Italia-Libia: accordo-farsa, gli eritrei dicono no
Stefano Liberti
Il governo italiano si vende una mediazione inesistente. Maroni: «Non c’è prova che sono stati respinti da noi». Nell’inferno di Braq no degli immigrati alle ambigue proposte di Tripoli.
Se la sede dell’Unhcr in Libia non fosse stata chiusa d’imperio esattamente un mese fa dalle autorità della Jamahiriya, si potrebbe facilmente verificare. Se i respingimenti non fossero quelle operazioni occulte che sono, fatte senza registrare nomi e nazionalità dei respinti (perché in tal caso si dovrebbe provvedere ad acquisire le loro eventuali richieste d’asilo e portarli in Italia), forse il ministro non parlerebbe di “fatti indimostrati”.
Ma il governo non sembra interessato a verificare alcunché. Sembra piuttosto deciso a scaricare il barile su un’Europa effettivamente assente, facendosi bello di un presunto accordo che si dà per acquisito senza che i ragazzi eritrei ne siano stati minimanente informati.
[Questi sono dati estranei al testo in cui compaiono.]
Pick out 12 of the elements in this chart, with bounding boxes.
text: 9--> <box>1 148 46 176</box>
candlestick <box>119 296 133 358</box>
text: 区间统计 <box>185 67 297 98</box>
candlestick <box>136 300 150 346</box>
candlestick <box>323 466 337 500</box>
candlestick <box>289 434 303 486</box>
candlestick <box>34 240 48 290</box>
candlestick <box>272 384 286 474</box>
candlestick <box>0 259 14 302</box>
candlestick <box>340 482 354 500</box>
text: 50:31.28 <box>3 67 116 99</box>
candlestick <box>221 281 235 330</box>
Solo l’altroieri Maroni e il suo collega Frattini scrivevano che “gli eritrei rifiutano l’identificazione”. Abbiamo offerto al governo la lista di tutti i 205detenuti nel campo di Braq, di cui siamo in possesso. Non abbiamo ottenuto risposta. Ieri i due ministri hanno gioita dell’accordo per liberare gli eritrei e dare loro un permesso di lavoro in Libia, senza verificare se quest’accordo fosse effettivamente stato raggiunto. Gli accordi si fanno tra parti: se una parte non è informata, è impossibile parlare di accordo concluso. Frattini parla di una diplomazia al lavoro quando in realtà si è ancora al punto di partenza: l’accordo strombazzato ieri dai ministri – e, ripeto, rifiutato dagli eritrei – è lo stesso che si stava negoziando alla fine della settimana scorsa tra diplomatici di Asmara e funzionari libici alla presenza dell’Organizzazione internazionale per le migrazioni (Oim). E’ un accordo che non risolve nulla e che straccia i diritti dei cittadini vitrei. I quali, nonostante la deportazione e i maltrattamenti, hanno deciso di resistere. Loro vogliono una cosa sola: vedere riconosciuto il loro diritto d’asilo. Poiché la Libia non ha firmato la Convenzione di Ginevra, semplicemente non possono restare in quel paese. L’abbiamo già scritto, la soluzione è una sola: che l’Italia accetti e li tiri fuori dall’inferno in cui ha provveduto a cacciarli. Ma come ha detto Maroni “rifiuto ogni responsabilità del governo italiano, ci mancherebbe altro”. Forse è arrivato il momento che il governo italiano la smetta di nascondersi dietro le bugie e si assuma le proprie responsabilità.